One night as she lay in her bed, Abra heard her mother’s voice in the other room. When she stepped, barefooted into the archway, none of the women sitting around the fire noticed her there. Her mother was rocking back and forth, her head in her hands:

“I couldn’t find them.” She repeated through great, heaving sighs. “I couldn’t find them.”

The other women told their own stories of struggling to remember the places where they had buried the person they loved. They could remember placing flowers on his chest. They could remember putting a photograph in his pocket. They could remember seeing the last bit of his hands being covered with dirt. But they could no longer find him among the grass and reeds and other living things that flourished in the soil now rich with decay. An older woman in the corner began to tell a fable that Abra had heard many times before about the changing seasons and life springing from death. But as she looked at her mother’s shoulders slump, the words held no meaning.

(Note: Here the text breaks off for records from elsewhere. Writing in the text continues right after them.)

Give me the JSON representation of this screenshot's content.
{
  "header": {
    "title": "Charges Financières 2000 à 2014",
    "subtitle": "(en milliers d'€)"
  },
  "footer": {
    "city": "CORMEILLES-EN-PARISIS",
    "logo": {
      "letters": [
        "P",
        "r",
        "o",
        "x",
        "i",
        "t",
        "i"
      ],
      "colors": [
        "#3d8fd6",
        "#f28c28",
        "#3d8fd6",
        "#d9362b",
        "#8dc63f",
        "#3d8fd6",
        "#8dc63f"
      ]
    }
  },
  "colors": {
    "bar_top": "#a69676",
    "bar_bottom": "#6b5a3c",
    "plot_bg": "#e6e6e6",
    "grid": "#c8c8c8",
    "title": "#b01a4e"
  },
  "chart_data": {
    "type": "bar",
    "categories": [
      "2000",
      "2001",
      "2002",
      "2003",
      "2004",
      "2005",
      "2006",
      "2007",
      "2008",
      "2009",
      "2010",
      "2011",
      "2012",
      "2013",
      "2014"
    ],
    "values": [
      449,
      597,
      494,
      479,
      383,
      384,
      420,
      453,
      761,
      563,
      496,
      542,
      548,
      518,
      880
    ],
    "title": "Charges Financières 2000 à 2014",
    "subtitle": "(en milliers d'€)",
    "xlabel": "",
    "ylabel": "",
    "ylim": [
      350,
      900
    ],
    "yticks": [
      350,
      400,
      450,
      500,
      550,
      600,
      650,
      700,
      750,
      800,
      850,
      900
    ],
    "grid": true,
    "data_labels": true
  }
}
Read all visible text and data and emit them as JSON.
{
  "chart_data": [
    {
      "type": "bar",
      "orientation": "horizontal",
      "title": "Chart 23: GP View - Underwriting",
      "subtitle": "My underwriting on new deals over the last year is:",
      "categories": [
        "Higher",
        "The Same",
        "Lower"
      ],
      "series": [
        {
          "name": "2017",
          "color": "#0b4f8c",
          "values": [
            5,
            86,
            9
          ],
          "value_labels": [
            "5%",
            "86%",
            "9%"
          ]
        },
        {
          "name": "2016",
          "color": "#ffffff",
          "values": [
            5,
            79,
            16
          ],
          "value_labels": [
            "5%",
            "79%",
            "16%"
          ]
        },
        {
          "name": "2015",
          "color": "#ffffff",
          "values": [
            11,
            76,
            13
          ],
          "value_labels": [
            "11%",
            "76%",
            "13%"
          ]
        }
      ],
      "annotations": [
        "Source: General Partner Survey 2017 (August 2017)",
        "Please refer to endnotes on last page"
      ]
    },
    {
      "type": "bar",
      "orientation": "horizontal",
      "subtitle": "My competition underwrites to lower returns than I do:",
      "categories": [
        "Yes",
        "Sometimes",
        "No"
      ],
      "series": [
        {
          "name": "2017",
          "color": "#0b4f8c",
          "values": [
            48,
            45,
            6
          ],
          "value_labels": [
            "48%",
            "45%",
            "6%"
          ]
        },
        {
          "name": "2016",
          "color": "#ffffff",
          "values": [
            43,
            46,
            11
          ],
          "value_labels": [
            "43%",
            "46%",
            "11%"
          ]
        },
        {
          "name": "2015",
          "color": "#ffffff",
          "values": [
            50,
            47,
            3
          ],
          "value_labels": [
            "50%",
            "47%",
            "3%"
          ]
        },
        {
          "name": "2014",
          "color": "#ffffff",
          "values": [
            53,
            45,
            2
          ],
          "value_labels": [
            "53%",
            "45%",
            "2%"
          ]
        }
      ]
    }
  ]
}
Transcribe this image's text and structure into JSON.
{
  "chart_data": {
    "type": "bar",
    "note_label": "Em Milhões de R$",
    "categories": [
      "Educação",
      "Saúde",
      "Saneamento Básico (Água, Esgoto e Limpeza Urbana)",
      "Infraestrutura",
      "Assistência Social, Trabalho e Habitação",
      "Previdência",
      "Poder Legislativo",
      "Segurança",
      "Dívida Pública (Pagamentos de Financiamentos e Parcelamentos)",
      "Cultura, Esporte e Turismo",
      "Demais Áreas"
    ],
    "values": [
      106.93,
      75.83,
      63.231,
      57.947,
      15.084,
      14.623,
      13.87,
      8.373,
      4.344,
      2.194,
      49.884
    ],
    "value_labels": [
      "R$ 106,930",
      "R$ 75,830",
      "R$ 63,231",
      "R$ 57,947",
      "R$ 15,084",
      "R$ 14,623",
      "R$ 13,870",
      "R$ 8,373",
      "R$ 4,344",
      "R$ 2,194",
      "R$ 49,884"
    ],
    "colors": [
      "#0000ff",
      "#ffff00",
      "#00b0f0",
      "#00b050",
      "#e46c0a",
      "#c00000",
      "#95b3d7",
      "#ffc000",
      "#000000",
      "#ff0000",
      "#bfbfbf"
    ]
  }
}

That night, Abra slipped out into the darkness and walked the blackened path to the field where she had watched her mother bury her father, her brother and an uncle – a small satchel clutched in her hand. Like her mother, she could no longer remember exactly where they were buried, so she walked with her eyes closed until the earth felt right beneath her. Then she knelt spreading the contents of her bag in the cool grass. She took the two pieces of wood and laid them in front of her – her black eyes burned in the darkness. Her hands worked quickly as she hammered them together into the symbol she’d seen so many times. (It was sometimes stamped on the side of the flyers that fell from the sky along with pallets of grain and meal. It was sometimes carved in the air by the priest who said he had come to their village to teach the children to read and to dig an irrigation system, but who often seemed more interested in saving than in helping them. And it was sometimes painted on the helmets of the men who carried guns and stopped to give the children sweets or invade their homes at night in search of others who, like her father, had tried to protect the life they’d always known). When she was finished, she raised the makeshift cross into the air and with a loud guttural cry, plunged the thing into the earth.

Unlike those who had left their own crude markers, now hidden in the tall grass, Abra didn’t care if people remembered where her father, her brother, her uncle or all the others were buried. She only wanted them to remember why.